Berridge Junior School, Numeracy and Literacy are targeted, allowing learning objectives to remain reasonably consistent within each group. However, within these groups in order to match individual's needs, I have used a variety of teaching approaches and styles, for example, visual, auditory and kinaesthetic learning, open and closed tasks, short and long tasks, ICT, Clicker 5 and Widget, multi-cultural references and using coloured backgrounds for dyslexic comprehension. I have made myself familiar with IEPs to formulate my planning and with 'Quality First Teaching', incorporating inclusive classroom strategies such as 'timed targets' and giving pupils more time to complete work, wherever possible. (Q18, Q19, Q22)
I have planned for utilisation of specialist TA help, respecting their depth of knowledge at all times whilst ensuring the TA has the support of the three inclusion principles and through AfL, have planned for personalised learning targets for future lessons. In addition to CPD research regarding specific areas of barriers to learning for some of the children I teach, I have called on the school's specialist SENCO, EMAG, PHSE and Behaviour Co-ordinators for advice on particular issues. I have also asked for advice from subject co-ordinators in relation to differentiation. (Q18, Q19, Q20)
Through being aware of, and taking time to find out about the range of developmental, social, religious, ethnic, cultural and linguistic influences which affect both positively and negatively on how children develop and progress, I have used my understanding of the effects these factors can have on a child's well-being, to recognise when they present themselves as barriers to learning, and use learned strategies to overcome them. With a knowledge of and implementing the whole-school ethos, policies, procedures and approaches and using evidence gained through communicating with the pupil and their parents/carers, I can to plan accurately for inclusion through differentiation. I am always diligent regarding the impact social factors may have on the children's learning, health, economic well-being and safety. I have brought to the attention of the Safe Guarding co-ordinator an issue I thought was of importance and I have set reward targets for children to arrive at school on time and go to bed at a good time! (Q18, Q19, Q20, Q22)

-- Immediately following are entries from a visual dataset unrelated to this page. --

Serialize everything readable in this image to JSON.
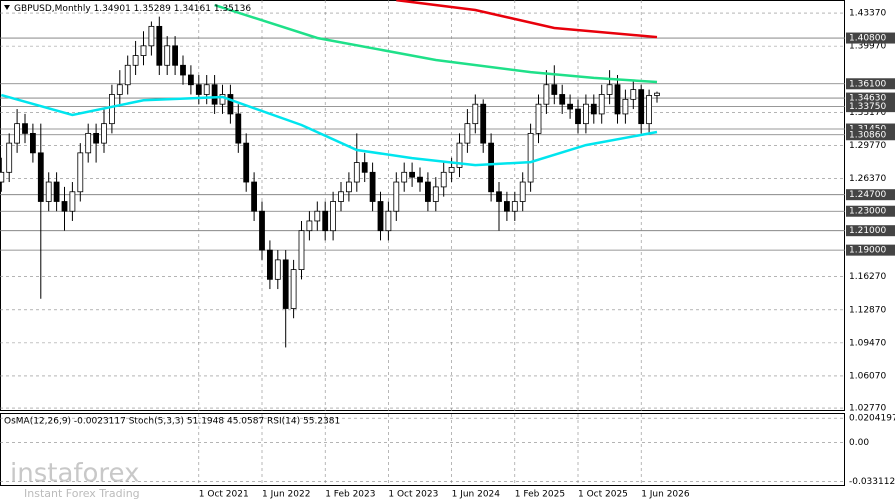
{
  "chart_data": [
    {
      "type": "candlestick",
      "title": "GBPUSD,Monthly",
      "categories": [
        null,
        null,
        null,
        null,
        null,
        null,
        null,
        null,
        null,
        null,
        null,
        null,
        null,
        null,
        null,
        null,
        null,
        null,
        null,
        null,
        null,
        null,
        null,
        null,
        null,
        "1 Oct 2021",
        null,
        null,
        null,
        null,
        null,
        null,
        null,
        "1 Jun 2022",
        null,
        null,
        null,
        null,
        null,
        null,
        null,
        "1 Feb 2023",
        null,
        null,
        null,
        null,
        null,
        null,
        null,
        "1 Oct 2023",
        null,
        null,
        null,
        null,
        null,
        null,
        null,
        "1 Jun 2024",
        null,
        null,
        null,
        null,
        null,
        null,
        null,
        "1 Feb 2025",
        null,
        null,
        null,
        null,
        null,
        null,
        null,
        "1 Oct 2025",
        null,
        null,
        null,
        null,
        null,
        null,
        null,
        "1 Jun 2026",
        null,
        null
      ],
      "open": [
        1.26,
        1.27,
        1.3,
        1.32,
        1.31,
        1.29,
        1.24,
        1.26,
        1.24,
        1.23,
        1.25,
        1.29,
        1.31,
        1.3,
        1.32,
        1.35,
        1.36,
        1.38,
        1.39,
        1.4,
        1.42,
        1.38,
        1.4,
        1.38,
        1.37,
        1.36,
        1.35,
        1.36,
        1.34,
        1.35,
        1.33,
        1.3,
        1.26,
        1.23,
        1.19,
        1.16,
        1.18,
        1.13,
        1.17,
        1.21,
        1.22,
        1.23,
        1.21,
        1.24,
        1.25,
        1.26,
        1.28,
        1.27,
        1.24,
        1.21,
        1.23,
        1.26,
        1.27,
        1.265,
        1.26,
        1.24,
        1.255,
        1.27,
        1.275,
        1.3,
        1.32,
        1.34,
        1.3,
        1.25,
        1.24,
        1.23,
        1.24,
        1.26,
        1.31,
        1.34,
        1.36,
        1.35,
        1.34,
        1.335,
        1.32,
        1.34,
        1.33,
        1.35,
        1.36,
        1.33,
        1.345,
        1.355,
        1.32,
        1.34901
      ],
      "high": [
        1.285,
        1.31,
        1.335,
        1.33,
        1.32,
        1.32,
        1.27,
        1.27,
        1.255,
        1.26,
        1.3,
        1.32,
        1.32,
        1.335,
        1.36,
        1.375,
        1.39,
        1.405,
        1.415,
        1.425,
        1.43,
        1.41,
        1.41,
        1.39,
        1.38,
        1.37,
        1.37,
        1.37,
        1.36,
        1.36,
        1.34,
        1.31,
        1.27,
        1.24,
        1.2,
        1.19,
        1.19,
        1.18,
        1.22,
        1.23,
        1.24,
        1.24,
        1.25,
        1.26,
        1.27,
        1.31,
        1.29,
        1.28,
        1.25,
        1.24,
        1.27,
        1.28,
        1.28,
        1.275,
        1.27,
        1.265,
        1.28,
        1.285,
        1.31,
        1.335,
        1.35,
        1.345,
        1.31,
        1.26,
        1.25,
        1.25,
        1.27,
        1.32,
        1.35,
        1.375,
        1.38,
        1.36,
        1.35,
        1.345,
        1.35,
        1.35,
        1.36,
        1.375,
        1.37,
        1.355,
        1.365,
        1.36,
        1.355,
        1.35289
      ],
      "low": [
        1.25,
        1.26,
        1.29,
        1.3,
        1.28,
        1.14,
        1.23,
        1.23,
        1.21,
        1.22,
        1.24,
        1.28,
        1.28,
        1.29,
        1.31,
        1.34,
        1.35,
        1.37,
        1.38,
        1.39,
        1.37,
        1.37,
        1.37,
        1.36,
        1.35,
        1.34,
        1.34,
        1.33,
        1.33,
        1.32,
        1.29,
        1.25,
        1.22,
        1.18,
        1.15,
        1.15,
        1.09,
        1.12,
        1.16,
        1.2,
        1.21,
        1.2,
        1.2,
        1.23,
        1.24,
        1.25,
        1.26,
        1.23,
        1.2,
        1.2,
        1.22,
        1.25,
        1.255,
        1.25,
        1.23,
        1.23,
        1.245,
        1.26,
        1.265,
        1.29,
        1.31,
        1.29,
        1.24,
        1.21,
        1.22,
        1.22,
        1.23,
        1.25,
        1.3,
        1.33,
        1.34,
        1.33,
        1.325,
        1.31,
        1.31,
        1.32,
        1.32,
        1.34,
        1.32,
        1.32,
        1.335,
        1.31,
        1.31,
        1.34161
      ],
      "close": [
        1.27,
        1.3,
        1.32,
        1.31,
        1.29,
        1.24,
        1.26,
        1.24,
        1.23,
        1.25,
        1.29,
        1.31,
        1.3,
        1.32,
        1.35,
        1.36,
        1.38,
        1.39,
        1.4,
        1.42,
        1.38,
        1.4,
        1.38,
        1.37,
        1.36,
        1.35,
        1.36,
        1.34,
        1.35,
        1.33,
        1.3,
        1.26,
        1.23,
        1.19,
        1.16,
        1.18,
        1.13,
        1.17,
        1.21,
        1.22,
        1.23,
        1.21,
        1.24,
        1.25,
        1.26,
        1.28,
        1.27,
        1.24,
        1.21,
        1.23,
        1.26,
        1.27,
        1.265,
        1.26,
        1.24,
        1.255,
        1.27,
        1.275,
        1.3,
        1.32,
        1.34,
        1.3,
        1.25,
        1.24,
        1.23,
        1.24,
        1.26,
        1.31,
        1.34,
        1.36,
        1.35,
        1.34,
        1.335,
        1.32,
        1.34,
        1.33,
        1.35,
        1.36,
        1.33,
        1.345,
        1.355,
        1.32,
        1.349,
        1.35136
      ],
      "lines": [
        {
          "color": "#00e5ee",
          "x": [
            0,
            9,
            18,
            28,
            38,
            45,
            52,
            60,
            67,
            74,
            83
          ],
          "values": [
            1.3494,
            1.3289,
            1.344,
            1.3474,
            1.3186,
            1.2929,
            1.2846,
            1.2774,
            1.2805,
            1.298,
            1.3114
          ]
        },
        {
          "color": "#1fe089",
          "x": [
            27,
            40,
            55,
            67,
            75,
            83
          ],
          "values": [
            1.4419,
            1.408,
            1.3854,
            1.373,
            1.367,
            1.3628
          ]
        },
        {
          "color": "#e8000b",
          "x": [
            50,
            60,
            70,
            83
          ],
          "values": [
            1.447,
            1.4368,
            1.4183,
            1.409
          ]
        }
      ],
      "ylim": [
        1.0257,
        1.4471
      ],
      "yticks": [
        {
          "value": 1.4337,
          "label": "1.43370"
        },
        {
          "value": 1.3997,
          "label": "1.39970"
        },
        {
          "value": 1.3317,
          "label": "1.33170"
        },
        {
          "value": 1.2977,
          "label": "1.29770"
        },
        {
          "value": 1.2637,
          "label": "1.26370"
        },
        {
          "value": 1.1627,
          "label": "1.16270"
        },
        {
          "value": 1.1287,
          "label": "1.12870"
        },
        {
          "value": 1.0947,
          "label": "1.09470"
        },
        {
          "value": 1.0607,
          "label": "1.06070"
        },
        {
          "value": 1.0277,
          "label": "1.02770"
        }
      ],
      "levels": [
        {
          "value": 1.408,
          "label": "1.40800"
        },
        {
          "value": 1.361,
          "label": "1.36100"
        },
        {
          "value": 1.3463,
          "label": "1.34630"
        },
        {
          "value": 1.3375,
          "label": "1.33750"
        },
        {
          "value": 1.3145,
          "label": "1.31450"
        },
        {
          "value": 1.3086,
          "label": "1.30860"
        },
        {
          "value": 1.247,
          "label": "1.24700"
        },
        {
          "value": 1.23,
          "label": "1.23000"
        },
        {
          "value": 1.21,
          "label": "1.21000"
        },
        {
          "value": 1.19,
          "label": "1.19000"
        }
      ],
      "grid": true
    },
    {
      "type": "oscillator",
      "title": "OsMA(12,26,9) -0.0023117 Stoch(5,3,3) 51.1948 45.0587 RSI(14) 55.2381",
      "ylim": [
        -0.036,
        0.024
      ],
      "yticks": [
        0.0204197,
        {
          "value": 0,
          "label": "0.00"
        },
        -0.033112
      ]
    },
    {
      "type": "watermark",
      "brand": "instaforex",
      "tagline": "Instant Forex Trading"
    }
  ]
}
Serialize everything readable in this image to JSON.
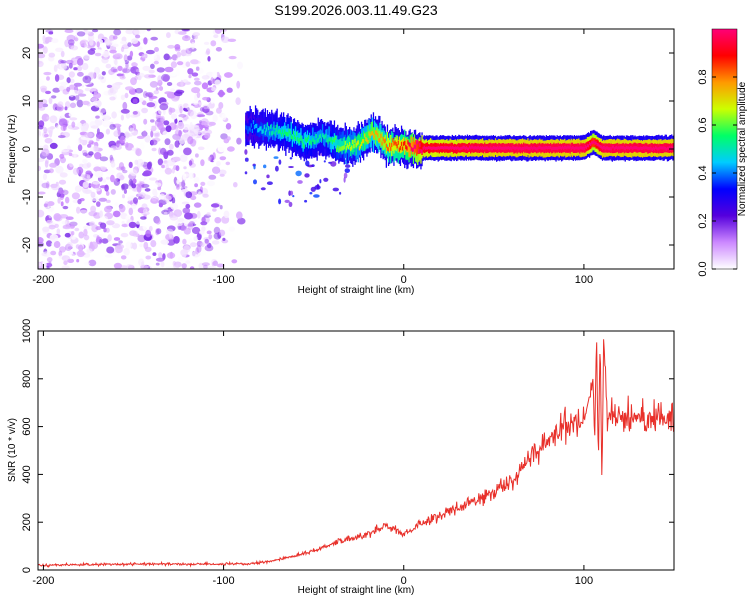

As a trainee teacher it is essential to be aware of my responsibilities arising from current legislation covering SEN and disability but above all, I must ensure that all children have a positive experience of school based on how they are helped with their learning, and how they achieve and participate fully in school life. (Q18, Q19, Q20, Q22)
However, life is never quite that simple and the inclusion debate rages on within and without the school walls. Since the now well documented controversial u-turn by Baroness Warnock in 2005 after the closure of hundreds of specialist schools, claiming that inclusion and statements policies are not working and we are left with "a disastrous legacy" and adding, "Governments must come to recognise that, even if inclusion is an ideal for society in general, it may not always be an ideal for schools," begs me to question the success of inclusion. Although I applaud and completely uphold the gallant attempt to fight for the right of every child, no matter what their circumstances to reach their full potential in school, make a successful transition to adulthood and the world of further and higherÂ education, training or work, I cannot help but wonder if inclusion is realistically viable. Many parents of SEN children feel their children's needs are not being met. Richard Reiser, the director of Disability Equality in Education, claims, 'you need more resources, more training and a mandatory code of admissions.' (Independent on Sunday, 23 March 2006). Many teachers feel ill equipped and inadequately trained to truly meet the inclusive criteria and many SEN pupils themselves feel isolated and inadequate when placed in a mainstream environment.
Without huge investment, I can only see that 'inclusion' will simply become another word for mediocre. Are any individual's needs truly met (including mainstream)? Only time immersed in inclusion will answer this question for me.